Joe Maring was a Senior Editor for Android Central between 2017 and 2021. You can reach him on Twitter at @JoeMaring1.

  • That's nice that is has NFC for Google Pay. Most Android phones under $200 do not have NFC
  • And to think I left Cricket for Verizon prepaid just before this comes out. Oh well I'm definitely getting the new Nokia 2V on Verizon for a backup. It's Android Go status makes it perfect for a second phone.
  • For those not on Cricket, I've had great luck with the Nokia 6.1 for only a few bucks more. Maybe it'll have a successor released soon...
  • A replacement will be announced at MWC
  • A decent phone. Though I would say that the battery life is not great despite the 3500mah battery because of its inefficient snapdragon 435 soc. I got an Huawei Elate with a bigger battery and it doesn't last 2 days. A phone with the 14nm process like the snapdragon 439 or 450 can last longer than this phone even if you don't put a bigger battery.
  • It does have a Snapdragon 439 according to pretty much every other site, but if you have it can you run a Geekbench to see who's wrong?
  • From everything else that I've read about it it's been said that it has a Snapdragon 439, bit 435; exluding the Cricket site, they are terrible at specs sheets and even said it had "Type C micro USB" (which are two different things, but probably meant as just Type C). Can you run Geekbench if you have the phone to check who's right?
  • 1. Doesn't have android one. 2. Has snap 439, not 435.
  • The Cricket version is only 2GB of RAM. The international version has both 2 GB and 3 GB. I picked this up the day of release from Cricket. It's a solid entery level phone. The camera is meh as stated but for $160 (plus the $25.00 extra they charge you for an "upgrade" fee) out the door I'm happy with it as a backup phone. Also, the screen while only being 720P is sharp is dim. I have it at 85% and it's bright enough for everyday use. My Essential Phone I can have the slider at 50% and its as bright as the Nokia. As the battery is bigger running the screen at almost full still gives me close to 1 1/2 days of battery power.
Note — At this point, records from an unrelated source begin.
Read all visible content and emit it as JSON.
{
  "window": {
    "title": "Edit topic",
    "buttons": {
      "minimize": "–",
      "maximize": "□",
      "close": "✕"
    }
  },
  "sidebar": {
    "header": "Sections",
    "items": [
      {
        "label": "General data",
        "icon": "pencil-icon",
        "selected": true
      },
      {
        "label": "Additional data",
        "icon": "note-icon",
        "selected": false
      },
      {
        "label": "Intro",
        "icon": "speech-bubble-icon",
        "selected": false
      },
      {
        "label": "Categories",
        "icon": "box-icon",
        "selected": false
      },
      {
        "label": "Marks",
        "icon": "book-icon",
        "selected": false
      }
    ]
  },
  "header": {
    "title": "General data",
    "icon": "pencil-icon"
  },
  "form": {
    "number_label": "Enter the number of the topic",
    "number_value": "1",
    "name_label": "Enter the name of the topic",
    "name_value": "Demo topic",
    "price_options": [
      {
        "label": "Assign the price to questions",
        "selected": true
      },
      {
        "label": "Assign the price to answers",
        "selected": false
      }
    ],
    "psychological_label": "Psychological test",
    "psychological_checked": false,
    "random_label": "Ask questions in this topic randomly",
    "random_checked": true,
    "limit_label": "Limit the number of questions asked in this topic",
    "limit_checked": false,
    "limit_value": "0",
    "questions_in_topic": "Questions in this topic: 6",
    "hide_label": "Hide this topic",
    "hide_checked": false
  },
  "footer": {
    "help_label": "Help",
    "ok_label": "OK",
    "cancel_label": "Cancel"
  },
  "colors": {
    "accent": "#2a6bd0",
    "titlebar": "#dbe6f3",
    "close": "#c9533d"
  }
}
  • No more entry level phones. At $100 (£100) these should be running on Android Go not full Android with these low end processors that clearly cannot cope with running Android Pie. Edit : my bad this phone is under $200 (£200) but still performance shouldn't be sluggish though.
  • This phone (Noikia 3.1 plus) is the worst P.O.S I have ever bought. I should've saved my 70 bucks and trained a messenger pigeon. the 2nd day I had the phone, it would not charge nor restart. You can't take the battery out unless you get an Allen key, and even then it would not charge. It magically came back on 2 days later with connection issues to my network and poor sound. Now after only a week it did it again and now it's a paper weight. Don't buy cheap phones; I am not the only one I know with this crap; Don't believe the hype in the positive comments for this lame device. They are ripping you off with this garbage during the holiday season.